Mai 68, c’est aussi la dernière « grande » grève. De celles qui font la bourgeoisie faire sur elle. Au point de tout lâcher ? Un maximum en tous cas : l’augmentation de 30% du salaire minimum interprofessionnel garanti, la quatrième semaine de congé payé, une croissance des salaires entre 7 et 10%. Cerise sur gâteau : la possibilité pour les organisations syndicales d’être physiquement présentes entre les murs des entreprises. Tout un symbole. Mai 68 ne fut pas qu’un affrontement entre « Juifs allemands » et le pouvoir incarné par un vieux général. Pas seulement le moment d’une découverte de plages sous les pavés…
Mai 68 fut, dit-on, un rendez-vous manqué entre des étudiants enragés et le monde ouvrier. Ce fut le temps d’une grève générale massive (entre cinq et dix millions de grévistes !) qui modifia l’ordre capitaliste. Il faut croire que le patronat sentit bien le vent du boulet pour concéder autant. Fallait-il aussi qu’il lui en reste sous la pédale pour l’accepter quand même après la victoire écrasante de la droite aux élections.
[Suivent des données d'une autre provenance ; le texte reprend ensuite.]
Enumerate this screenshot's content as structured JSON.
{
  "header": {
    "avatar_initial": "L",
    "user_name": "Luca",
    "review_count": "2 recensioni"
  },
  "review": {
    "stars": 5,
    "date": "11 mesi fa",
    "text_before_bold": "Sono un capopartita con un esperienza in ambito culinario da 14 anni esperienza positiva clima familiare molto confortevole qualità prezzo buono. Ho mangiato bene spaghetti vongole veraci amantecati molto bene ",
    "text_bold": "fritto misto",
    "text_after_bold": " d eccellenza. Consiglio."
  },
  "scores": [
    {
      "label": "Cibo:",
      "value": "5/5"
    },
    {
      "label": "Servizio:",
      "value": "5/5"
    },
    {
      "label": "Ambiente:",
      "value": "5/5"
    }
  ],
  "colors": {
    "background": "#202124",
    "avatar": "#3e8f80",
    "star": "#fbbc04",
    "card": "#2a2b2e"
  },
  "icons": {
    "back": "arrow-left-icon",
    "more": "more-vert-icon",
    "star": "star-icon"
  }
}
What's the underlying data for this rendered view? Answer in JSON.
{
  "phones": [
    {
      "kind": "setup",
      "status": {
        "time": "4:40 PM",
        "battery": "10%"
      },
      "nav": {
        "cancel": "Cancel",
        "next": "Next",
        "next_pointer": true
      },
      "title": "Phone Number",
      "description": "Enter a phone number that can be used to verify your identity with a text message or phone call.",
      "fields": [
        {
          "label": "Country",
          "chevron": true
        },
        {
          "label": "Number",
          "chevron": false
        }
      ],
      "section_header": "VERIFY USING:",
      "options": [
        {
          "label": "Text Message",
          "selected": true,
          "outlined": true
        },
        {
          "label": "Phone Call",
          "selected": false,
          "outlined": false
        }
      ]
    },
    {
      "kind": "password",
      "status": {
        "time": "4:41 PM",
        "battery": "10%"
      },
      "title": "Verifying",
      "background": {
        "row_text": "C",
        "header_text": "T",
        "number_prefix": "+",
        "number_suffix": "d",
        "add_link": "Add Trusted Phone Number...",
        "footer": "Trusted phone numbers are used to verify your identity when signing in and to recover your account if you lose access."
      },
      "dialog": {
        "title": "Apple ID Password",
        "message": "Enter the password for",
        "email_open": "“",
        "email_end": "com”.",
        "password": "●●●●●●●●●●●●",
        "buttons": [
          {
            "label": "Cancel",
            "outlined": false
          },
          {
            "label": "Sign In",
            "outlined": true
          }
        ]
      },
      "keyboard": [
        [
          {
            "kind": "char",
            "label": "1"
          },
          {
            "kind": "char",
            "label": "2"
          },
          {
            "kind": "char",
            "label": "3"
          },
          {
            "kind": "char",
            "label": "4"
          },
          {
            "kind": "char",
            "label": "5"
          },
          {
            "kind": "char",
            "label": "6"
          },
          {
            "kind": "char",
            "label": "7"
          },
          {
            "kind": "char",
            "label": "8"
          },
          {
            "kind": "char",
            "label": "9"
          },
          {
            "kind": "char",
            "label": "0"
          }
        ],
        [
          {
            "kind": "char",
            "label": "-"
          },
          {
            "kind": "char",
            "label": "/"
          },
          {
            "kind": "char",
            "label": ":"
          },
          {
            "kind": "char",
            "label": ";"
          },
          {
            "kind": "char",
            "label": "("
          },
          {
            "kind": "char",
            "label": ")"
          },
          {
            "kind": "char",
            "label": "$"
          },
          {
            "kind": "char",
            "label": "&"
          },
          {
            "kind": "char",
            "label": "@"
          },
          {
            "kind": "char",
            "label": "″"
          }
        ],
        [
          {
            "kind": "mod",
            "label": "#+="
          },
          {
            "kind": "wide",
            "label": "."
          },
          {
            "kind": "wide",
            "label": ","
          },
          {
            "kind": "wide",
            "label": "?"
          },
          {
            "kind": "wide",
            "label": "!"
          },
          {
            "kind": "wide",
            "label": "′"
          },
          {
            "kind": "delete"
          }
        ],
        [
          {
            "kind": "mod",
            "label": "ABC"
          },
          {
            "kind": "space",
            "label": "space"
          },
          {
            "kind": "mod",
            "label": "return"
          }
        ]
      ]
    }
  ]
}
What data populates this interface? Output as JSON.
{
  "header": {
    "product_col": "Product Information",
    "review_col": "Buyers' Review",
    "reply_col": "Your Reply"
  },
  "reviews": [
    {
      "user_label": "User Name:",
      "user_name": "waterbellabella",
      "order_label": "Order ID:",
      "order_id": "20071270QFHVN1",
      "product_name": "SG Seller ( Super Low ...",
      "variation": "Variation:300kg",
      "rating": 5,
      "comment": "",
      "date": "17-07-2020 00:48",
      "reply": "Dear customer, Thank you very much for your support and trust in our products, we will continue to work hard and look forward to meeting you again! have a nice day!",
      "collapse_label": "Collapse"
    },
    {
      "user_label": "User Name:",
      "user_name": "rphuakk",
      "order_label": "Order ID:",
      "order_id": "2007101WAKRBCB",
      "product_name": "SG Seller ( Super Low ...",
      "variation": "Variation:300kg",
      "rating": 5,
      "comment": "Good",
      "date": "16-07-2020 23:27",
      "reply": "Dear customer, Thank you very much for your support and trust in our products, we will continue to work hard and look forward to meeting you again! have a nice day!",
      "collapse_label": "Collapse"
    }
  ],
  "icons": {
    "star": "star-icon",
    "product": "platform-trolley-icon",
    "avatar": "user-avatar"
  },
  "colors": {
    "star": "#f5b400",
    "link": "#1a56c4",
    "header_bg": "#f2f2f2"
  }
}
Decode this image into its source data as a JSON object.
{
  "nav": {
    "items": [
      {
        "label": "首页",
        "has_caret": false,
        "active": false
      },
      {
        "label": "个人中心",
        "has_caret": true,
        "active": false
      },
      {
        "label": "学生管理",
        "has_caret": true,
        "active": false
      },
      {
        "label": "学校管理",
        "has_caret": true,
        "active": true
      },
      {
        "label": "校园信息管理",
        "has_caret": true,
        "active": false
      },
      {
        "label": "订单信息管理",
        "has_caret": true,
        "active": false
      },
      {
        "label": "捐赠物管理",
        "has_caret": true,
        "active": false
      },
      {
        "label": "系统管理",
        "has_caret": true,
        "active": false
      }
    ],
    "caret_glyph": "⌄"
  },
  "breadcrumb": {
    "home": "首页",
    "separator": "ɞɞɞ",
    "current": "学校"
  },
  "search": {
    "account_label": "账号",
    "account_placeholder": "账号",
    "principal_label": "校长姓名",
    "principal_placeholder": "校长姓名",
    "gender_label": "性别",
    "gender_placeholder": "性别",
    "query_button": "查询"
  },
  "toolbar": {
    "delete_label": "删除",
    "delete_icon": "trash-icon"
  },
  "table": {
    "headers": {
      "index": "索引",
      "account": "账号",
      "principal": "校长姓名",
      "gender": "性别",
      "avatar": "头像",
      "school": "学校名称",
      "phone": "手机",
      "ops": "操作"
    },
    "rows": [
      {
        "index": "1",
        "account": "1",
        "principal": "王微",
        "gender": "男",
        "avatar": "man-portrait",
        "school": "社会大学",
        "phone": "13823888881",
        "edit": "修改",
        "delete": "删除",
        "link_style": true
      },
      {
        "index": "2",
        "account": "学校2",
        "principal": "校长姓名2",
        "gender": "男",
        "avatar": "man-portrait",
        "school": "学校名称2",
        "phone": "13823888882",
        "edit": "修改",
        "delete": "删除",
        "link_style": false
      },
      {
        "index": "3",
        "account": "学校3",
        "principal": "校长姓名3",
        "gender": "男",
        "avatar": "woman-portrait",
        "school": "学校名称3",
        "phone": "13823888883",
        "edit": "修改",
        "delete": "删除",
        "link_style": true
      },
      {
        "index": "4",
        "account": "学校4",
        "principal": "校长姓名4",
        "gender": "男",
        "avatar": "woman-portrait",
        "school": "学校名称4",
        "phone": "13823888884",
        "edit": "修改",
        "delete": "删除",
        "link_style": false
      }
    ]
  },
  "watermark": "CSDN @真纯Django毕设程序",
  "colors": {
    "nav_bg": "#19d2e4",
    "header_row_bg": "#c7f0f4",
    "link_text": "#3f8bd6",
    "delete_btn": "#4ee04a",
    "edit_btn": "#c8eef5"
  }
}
Avec le recul d’un demi-siècle, la puissance des instruments qui ont fait oublier la force de la grève à ceux qui en ont tiré tous les avantages saute aux yeux. Elle a été siphonnée de sa réalité même. Celle d’ « un beau moment de respiration, individuelle et collective » comme l’écrit Vincent Léonard dit par Jean-Pierre Darroussin. Elle est devenue une « prise d’otage » d’honnêtes gens satisfaits de miettes que leur consent « le système ». L’évolution a été lente et longue entre un principe d’action directe et le slogan profondément creux qui veut que « la meilleure soit celle que l’on ne fait pas » Et puis, finalement, l’actualité brûlante d’un nouveau stade rhétorique. Celui qui autorise la criminalisation du mouvement social. Parce qu’une prise d’otage est bel et bien un crime, non ?
Le poids des mots qui nous ligotent nous plonge vers le fond de ce bouillon idéologique qui nous sert de culture générale et qui teinte en vert de gris l’ambiance politique.
« Mais que veulent-ils ? »
Parfois, de petites bulles remontent à la surface de ce brouet. Belles et parfumées, pleines d’oxygène. Cet « Eloge de la grève », par exemple, paru sur Le Media, nouveau site d’information générale français. Respirons-en quelques bouffées encore :
« Pensons aux matins d’hiver, dans les grandes villes. Au métro bondé, aux odeurs de cheveux, de déodorant, à l’étouffoir des petites angoisses, de la lassitude résignée des salariés « qui ne sont rien », d’après ce qu’en dit le grand manager des Français. Coincé entre les épaules et les soupirs des inconnus, on se prend à rêver. Et si aujourd’hui, on ne se laissait pas faire ? Et si on n’avait pas à subir les mille servitudes du travail aujourd’hui ? Oui, on se prend à rêver. Et on repense, avec un peu d’anxiété peut-être, mais aussi une jubilation secrète, à nos journées d’école buissonnière.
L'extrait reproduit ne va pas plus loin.